Hi again!!
"EPS" refers to earnings per share. It is calculated after deducting
interest and taxes payable from the operating profit (EBIT), as also
dividend, if any, on preference shares. The residual amount represents
the earning available to common shareholders.

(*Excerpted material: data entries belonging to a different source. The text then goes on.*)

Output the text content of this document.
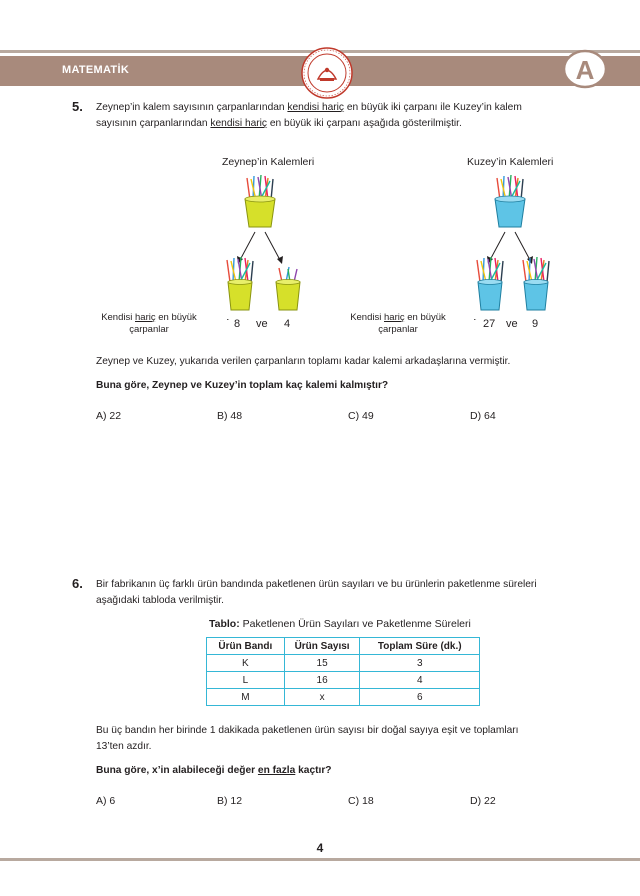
MATEMATİK	A
5. Zeynep’in kalem sayısının çarpanlarından kendisi hariç en büyük iki çarpanı ile Kuzey’in kalem
sayısının çarpanlarından kendisi hariç en büyük iki çarpanı aşağıda gösterilmiştir.
Zeynep’in Kalemleri	Kuzey’in Kalemleri
Kendisi hariç en büyük
çarpanlar	8 ve 4
Kendisi hariç en büyük
çarpanlar	27 ve 9
Zeynep ve Kuzey, yukarıda verilen çarpanların toplamı kadar kalemi arkadaşlarına vermiştir.
Buna göre, Zeynep ve Kuzey’in toplam kaç kalemi kalmıştır?
A) 22	B) 48	C) 49	D) 64
6. Bir fabrikanın üç farklı ürün bandında paketlenen ürün sayıları ve bu ürünlerin paketlenme süreleri
aşağıdaki tabloda verilmiştir.
Tablo: Paketlenen Ürün Sayıları ve Paketlenme Süreleri
Ürün Bandı	Ürün Sayısı	Toplam Süre (dk.)
K	15	3
L	16	4
M	x	6
Bu üç bandın her birinde 1 dakikada paketlenen ürün sayısı bir doğal sayıya eşit ve toplamları
13’ten azdır.
Buna göre, x’in alabileceği değer en fazla kaçtır?
A) 6	B) 12	C) 18	D) 22
4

If this amount is
divided by the number of shares of equity outstanding, you will find
the EPS. So the formula to take into account is:
EPS = (EBIT - I)*(1-T)/ S
where:
EBIT = earnings before interest and taxes
I = interest expenses or interest obligations
T = marginal tax rate
S = number of shares of common stock
You know the following:
EBIT = Y
Debt = the debt issued by the company to buy back the shares = D
Debt interest rate = X
From X and D you can figure I = X*D
If taxes are not specified then you cn consider a "without taxes"
case, that is T = 0 .
Ps = price per share
So = the initial amount of shares
Sp = the amount of shares bought back = D/Ps
From So and Sp you can figure S = So - Sp , the amount of remaining
shares where the earning available to common shareholders will be
divided.
Note that if you know the debt equity ratio (D/E) and D, then:
Equity = D/Debt-Equity-Ratio ==> S = [D/Debt-Equity-Ratio]/Ps
Now do the calculation:
EPS = (Y - X*D)*(1-T) / (So - D/Ps) =
= (Y - X*D)*(1-T) / (Debt-Equity-Ratio/D)
Example:
QWERTY is is an all-equity firm with 50,000 shares outstanding. The
company?s stock price is currently $10 per share. The company?s EBIT
is $2,000,000 , and EBIT is expected to remain constant over time. The
firm?s tax rate is 40 percent.
The company is considering issuing $100,000 of debt and using the
proceeds for a stock repurchase. If issued, the debt would have an
interest rate of 10%.
a) Calculate EPS before the change in capital structure.
EBIT = $2,000,000
I = $0
T = 0.3
EPS = ($2,000,000 - 0) * (1 - 0.4) / 50,000 =
= $1,200,000 / 50,000 =
= $24
b) Find EPS after the change in capital structure.
EBIT = $2,000,000
I = X*D = 0.10 * $100,000 = $10,000
T = 0.3
S = So - D/Ps = 50,000 - $100,000/$10 = 40,000
EPS = ($2,000,000 - $10,000)*(1 - 0.4) / 40,000 =
= $1,194,000 / 40,000
= $29.85
Note that D = $100,000 and initial equity is $500,000, then after the
change in capital structure D/E = $100,000/$400,000 = 0.25 , then:
EPS = ($2,000,000 - $10,000)*(1 - 0.4) / ([D/Debt-Equity-Ratio]/Ps) =
= $1,194,000 / [($100,000/0.25)/$10] =
= $1,194,000 / 40,000 0
= $29.85
I hope this helps you. Feel free to request for a clarification if you need it.